1. Introduction

This page provides orientation and an overall introduction to the repository. It is a good place to begin before studying a particular benchmark. There are two founding ambitions of the project: to develop benchmark problems for research in so-called “formal methods for robotics,” and to create standard interfaces, formats, etc. for expressing problems and using tools that implement methods described in the research literature. Our effort is analogous to that of SMT-LIB, which is for research in satisfiability modulo theories.

There are four major kinds of entities in the repository:

  1. benchmarks;
  2. analysis tools for reviewing results from using benchmarks;
  3. examples demonstrating components of benchmarks and solution controllers;
  4. documentation.

Spanning all four of the above kinds is the supporting infrastructure. This refers to header files, message formats, etc. that may be used by more than one benchmark and that may be of independent interest, besides benchmarking.

The repository as a whole has a single version number. Depending on the eventual pace of growth and styles of usage, we may begin to version significant components separately. In any case, version numbers are of the form M.m.u, and changes only to u are not expected to break any current usage.

Warning

The interfaces to command-line tools, the names of important ROS topics, and other user-level aspects of the repository may change with little warning until version 0.1.0. Beginning at that time, care will be taken to ensure backwards-compatibility and to have more gradual deprecation.

1.1. Formulation

A normative description of benchmarks as well as a development of notation and problem formulation is given in the Challenge Document. Below is a summary.

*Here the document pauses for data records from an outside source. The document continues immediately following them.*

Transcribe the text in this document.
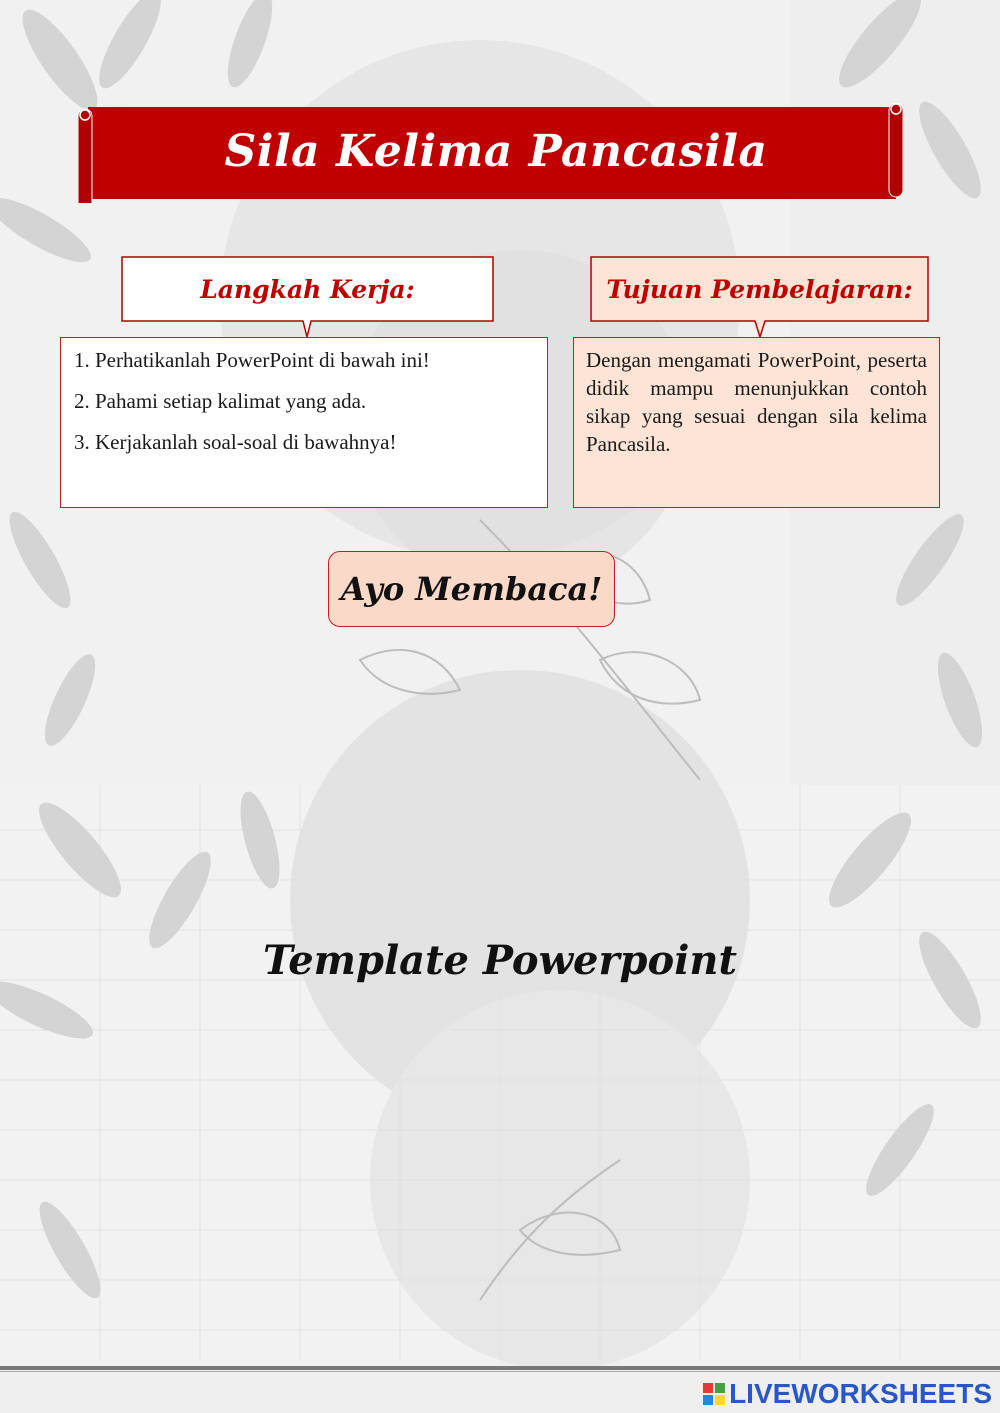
Sila Kelima Pancasila
Langkah Kerja:
1. Perhatikanlah PowerPoint di bawah ini!
2. Pahami setiap kalimat yang ada.
3. Kerjakanlah soal-soal di bawahnya!
Tujuan Pembelajaran:

Dengan mengamati PowerPoint, peserta didik mampu menunjukkan contoh sikap yang sesuai dengan sila kelima Pancasila.

Ayo Membaca!
Template Powerpoint
LIVEWORKSHEETS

Benchmarks are organized into problem domains (sometimes also called “problem settings”), which are defined in terms of several parameters. A problem variant refines the domain by constraining possible values that may be assigned to a parameter, e.g., deciding that time can only be a multiple of a constant (the period). Finally, a problem instance is defined as a particular selection of values consistent with a problem variant. The instance is the thing that is actually to be solved. A special case of this taxonomy is a concrete benchmark from industry that is to be solved as given, i.e., there is no need to provide more details like how time progresses or what the initial state can be. In such a case, the problem domain, variant, and instance are all the same.

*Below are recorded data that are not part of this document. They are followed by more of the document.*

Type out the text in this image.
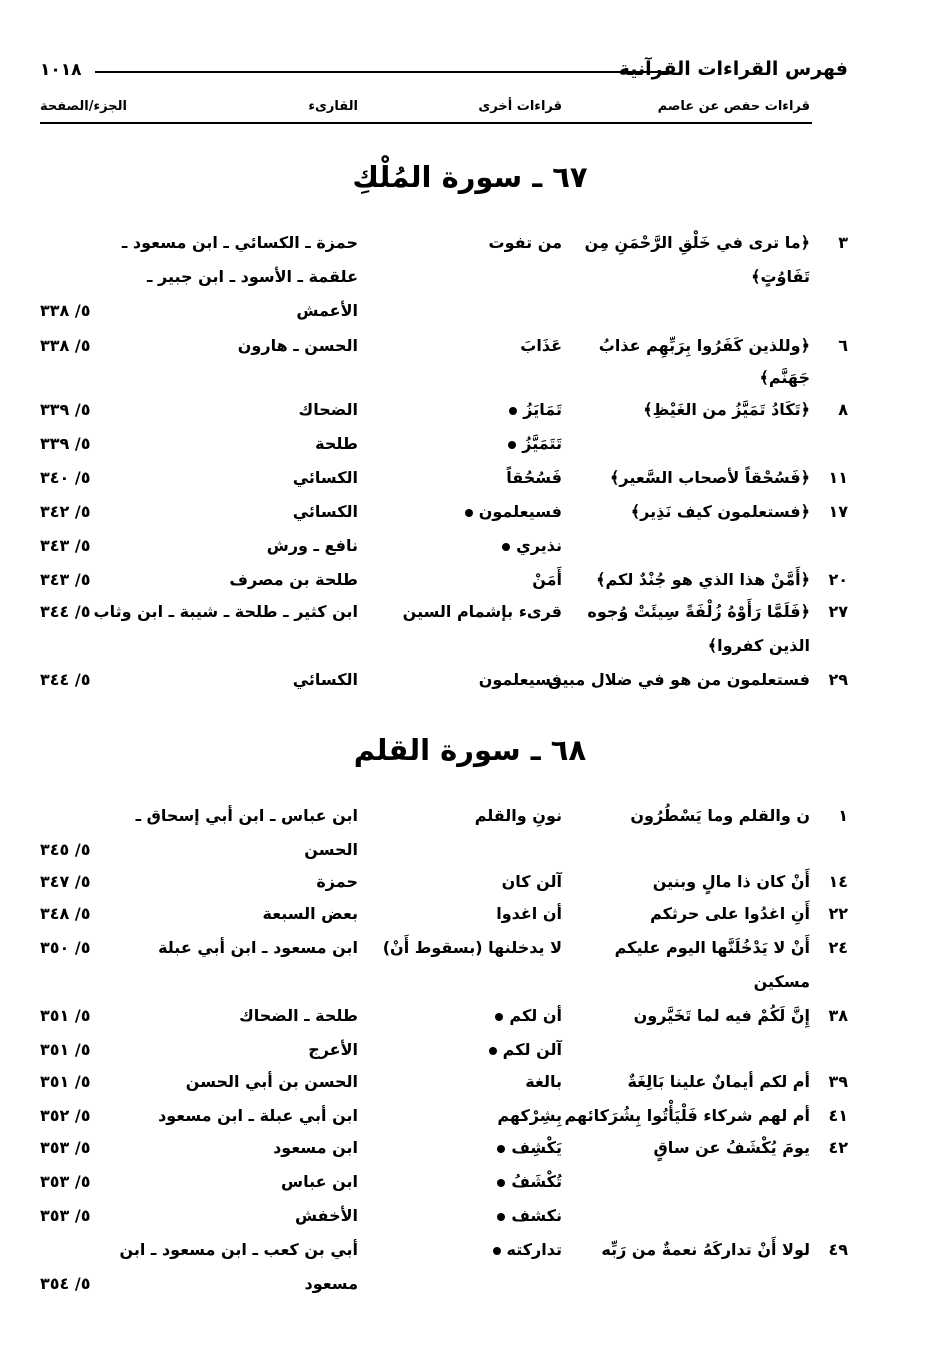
فهرس القراءات القرآنية
١٠١٨
قراءات حفص عن عاصم
قراءات أخرى
القارىء
الجزء/الصفحة
٦٧ ـ سورة المُلْكِ
٣
﴿ما ترى في خَلْقِ الرَّحْمَنِ مِن
من تفوت
حمزة ـ الكسائي ـ ابن مسعود ـ
تَفَاوُتٍ﴾
علقمة ـ الأسود ـ ابن جبير ـ
الأعمش
٥/ ٣٣٨
٦
﴿وللذين كَفَرُوا بِرَبِّهِم عذابُ
عَذَابَ
الحسن ـ هارون
٥/ ٣٣٨
جَهَنَّم﴾
٨
﴿تَكَادُ تَمَيَّزُ من الغَيْظِ﴾
تَمَايَزُ
الضحاك
٥/ ٣٣٩
تَتَمَيَّزُ
طلحة
٥/ ٣٣٩
١١
﴿فَسُحْقاً لأصحاب السَّعير﴾
فَسُحُقاً
الكسائي
٥/ ٣٤٠
١٧
﴿فستعلمون كيف نَذِير﴾
فسيعلمون
الكسائي
٥/ ٣٤٢
نذيري
نافع ـ ورش
٥/ ٣٤٣
٢٠
﴿أَمَّنْ هذا الذي هو جُنْدٌ لكم﴾
أَمَنْ
طلحة بن مصرف
٥/ ٣٤٣
٢٧
﴿فَلَمَّا رَأَوْهُ زُلْفَةً سِيئَتْ وُجوه
قرىء بإشمام السين
ابن كثير ـ طلحة ـ شيبة ـ ابن وثاب
٥/ ٣٤٤
الذين كفروا﴾
٢٩
فستعلمون من هو في ضلال مبين
فسيعلمون
الكسائي
٥/ ٣٤٤
٦٨ ـ سورة القلم
١
ن والقلم وما يَسْطُرُون
نونِ والقلم
ابن عباس ـ ابن أبي إسحاق ـ
الحسن
٥/ ٣٤٥
١٤
أَنْ كان ذا مالٍ وبنين
آلن كان
حمزة
٥/ ٣٤٧
٢٢
أَنِ اغدُوا على حرثكم
أن اغدوا
بعض السبعة
٥/ ٣٤٨
٢٤
أَنْ لا يَدْخُلَنَّها اليوم عليكم
لا يدخلنها (بسقوط أَنْ)
ابن مسعود ـ ابن أبي عبلة
٥/ ٣٥٠
مسكين
٣٨
إِنَّ لَكُمْ فيه لما تَخَيَّرون
أن لكم
طلحة ـ الضحاك
٥/ ٣٥١
آلن لكم
الأعرج
٥/ ٣٥١
٣٩
أم لكم أيمانٌ علينا بَالِغَةٌ
بالغة
الحسن بن أبي الحسن
٥/ ٣٥١
٤١
أم لهم شركاء فَلْيَأْتُوا بِشُرَكائهم
بِشِرْكهم
ابن أبي عبلة ـ ابن مسعود
٥/ ٣٥٢
٤٢
يومَ يُكْشَفُ عن ساقٍ
يَكْشِف
ابن مسعود
٥/ ٣٥٣
تُكْشَفُ
ابن عباس
٥/ ٣٥٣
نكشف
الأخفش
٥/ ٣٥٣
٤٩
لولا أَنْ تداركَهُ نعمةٌ من رَبِّه
تداركته
أبي بن كعب ـ ابن مسعود ـ ابن
مسعود
٥/ ٣٥٤
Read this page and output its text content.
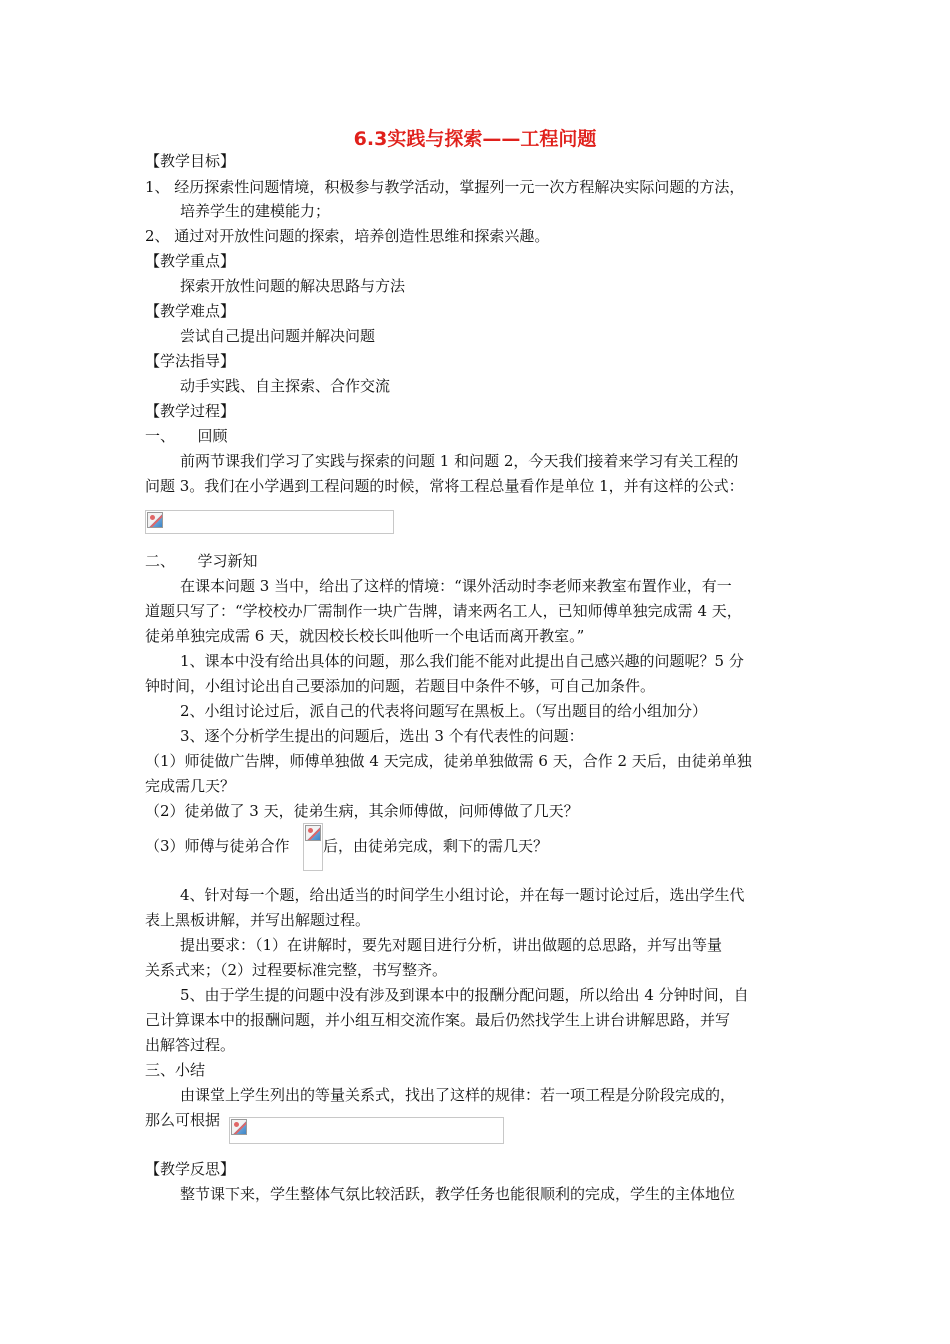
6.3实践与探索——工程问题
【教学目标】
1、 经历探索性问题情境，积极参与教学活动，掌握列一元一次方程解决实际问题的方法，
培养学生的建模能力；
2、 通过对开放性问题的探索，培养创造性思维和探索兴趣。
【教学重点】
探索开放性问题的解决思路与方法
【教学难点】
尝试自己提出问题并解决问题
【学法指导】
动手实践、自主探索、合作交流
【教学过程】
一、　　回顾
前两节课我们学习了实践与探索的问题 1 和问题 2，今天我们接着来学习有关工程的
问题 3。我们在小学遇到工程问题的时候，常将工程总量看作是单位 1，并有这样的公式：
二、　　学习新知
在课本问题 3 当中，给出了这样的情境：“课外活动时李老师来教室布置作业，有一
道题只写了：“学校校办厂需制作一块广告牌，请来两名工人，已知师傅单独完成需 4 天，
徒弟单独完成需 6 天，就因校长校长叫他听一个电话而离开教室。”
1、课本中没有给出具体的问题，那么我们能不能对此提出自己感兴趣的问题呢？5 分
钟时间，小组讨论出自己要添加的问题，若题目中条件不够，可自己加条件。
2、小组讨论过后，派自己的代表将问题写在黑板上。（写出题目的给小组加分）
3、逐个分析学生提出的问题后，选出 3 个有代表性的问题：
（1）师徒做广告牌，师傅单独做 4 天完成，徒弟单独做需 6 天，合作 2 天后，由徒弟单独
完成需几天？
（2）徒弟做了 3 天，徒弟生病，其余师傅做，问师傅做了几天？
（3）师傅与徒弟合作 后，由徒弟完成，剩下的需几天？
4、针对每一个题，给出适当的时间学生小组讨论，并在每一题讨论过后，选出学生代
表上黑板讲解，并写出解题过程。
提出要求：（1）在讲解时，要先对题目进行分析，讲出做题的总思路，并写出等量
关系式来；（2）过程要标准完整，书写整齐。
5、由于学生提的问题中没有涉及到课本中的报酬分配问题，所以给出 4 分钟时间，自
己计算课本中的报酬问题，并小组互相交流作案。最后仍然找学生上讲台讲解思路，并写
出解答过程。
三、小结
由课堂上学生列出的等量关系式，找出了这样的规律：若一项工程是分阶段完成的，
那么可根据
【教学反思】
整节课下来，学生整体气氛比较活跃，教学任务也能很顺利的完成，学生的主体地位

1.2. Support for platforms and programming languanges

There are no generic installation instructions. Instead, instructions and requirements are described separately for each benchmark. Though there are shared dependencies and some similar preparations, separately treating each facilitates users who are only interested in some parts of the repository. E.g., try the Problem domain: Scaling chains of integrators.

While it may be possible to build the benchmarks and infrastructure on other platforms, the current target is Ubuntu 14.04 running Linux x86_64 and the following:

The benchmarks are primarily implemented in C++ and C. As of version 0.0.0, most of the examples and tools for reviewing results are in C++ and Python.